Turning to FCR Lite as our next variation on the theme of FCR:  Dr. Kenneth Foon started this trial at University of Pittsburgh.  I understand he is continuing this research at his new location, Nevada Cancer Center.  I believe the FCR Lite trial is still recruiting patients, in case you are interested. We reviewed Dr. Foons article in the Journal of Clinical Oncology earlier on our website.

The concept here is to reduce the amount of F and C used, while dramatically increasing the amount of R used.  Both FCR and FCR Lite use the 6 monthly cycles format.  As you would expect, the overall amount of F and C used in FCR Lite is significantly lower (bottom two lines of chart above). More Rituxan is used in the monthly cycles and added on top of that is the regularly scheduled infusion of Rituxan in a maintenance phase after the six monthly cycles are done.  FCR Lite uses an overall 9,875 mg/m2of Rituxan, compared to a much smaller 2,875 mg/m2 for FCR – Classic protocol.

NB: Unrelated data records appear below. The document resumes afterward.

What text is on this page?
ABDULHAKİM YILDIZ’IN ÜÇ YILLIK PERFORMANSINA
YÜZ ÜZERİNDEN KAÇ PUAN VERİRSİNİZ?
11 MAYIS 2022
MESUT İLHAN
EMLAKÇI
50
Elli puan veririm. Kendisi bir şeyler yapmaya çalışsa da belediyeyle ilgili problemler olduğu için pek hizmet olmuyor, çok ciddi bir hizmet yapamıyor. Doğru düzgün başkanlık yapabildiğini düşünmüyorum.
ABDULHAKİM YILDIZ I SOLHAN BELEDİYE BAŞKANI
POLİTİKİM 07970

So, what is the answer?  Does FCR Lite work as well as FCR classic, but with lower toxicity?  If our healthcare and insurance systems can afford to pay for that huge increase in the amount of Rituxan (by far the most expensive part of FCR drug combo), is FCR Lite a better choice?  The answer is a thundering “maybe”.  We do not know.  Once again, we are left comparing  results from two separate single arm trials – not quite apples to apples comparison.  At the very best, this is a Red delicious apples to Granny Smith comparison.  Further more, the FCR Lite trial reports on only 48 patients, a small number, and these were monitored for 27 months – a short period of time.  We need to see larger scale studies and patients monitored for longer periods in order to have credible data that we can compare against FCR classic.  But even with this level of information, I think it is safe to say that the FCR Lite protocol reduces the risk of neutropenia – not something to sneeze at.  Neutropenia in turn translates into risk of infections.  The  reduction in neutropenia is to be expected, given the FCR Lite protocol uses smaller doses of F and C.

Thanks for sticking it out, listening (reading) to this very long presentation.  As I said earlier, you don’t have to know all this stuff and pass any pop quizzes.  All you have to know is the general themes we discussed and, this is most important, realize you can look up the rest of the stuff anytime you want to refresh your memory.

Last but by no means least, I would like to honor the hundreds of CLL patients who participated in the clinical trials we discussed today.  But for their courage and generosity, we would still be shadow-boxing blind folded.  FCR would not have become the modern day gold standard.  Idealism and altruism are still alive and well, people still go out of their way to help complete strangers.  “Do it for the fat lady

You would think that would deserve an acknowledgment from the researchers who conducted the clinical trials.  The professional papers I reviewed in this workshop thank their sponsors, colleagues who participated in the research, even the secretary down the hall who typed the manuscript for publication.  Conspicuous by its absence is any “thank-you” to the patients who made the whole thing possible in the first place.  This is a pet peeve of mine, and I think it highlights  a deeply entrenched problem in our healthcare-system.  Clinical trial recruitment will languish until and unless researchers and research institutions accept patients are central to the whole process, treated as equal partners deserving respect and thanks.

So, let us remedy the shortcomings of the acknowledgment sections of the research papers.  Please join me in a nice round of applause to thank our guys who made this research possible in the first place.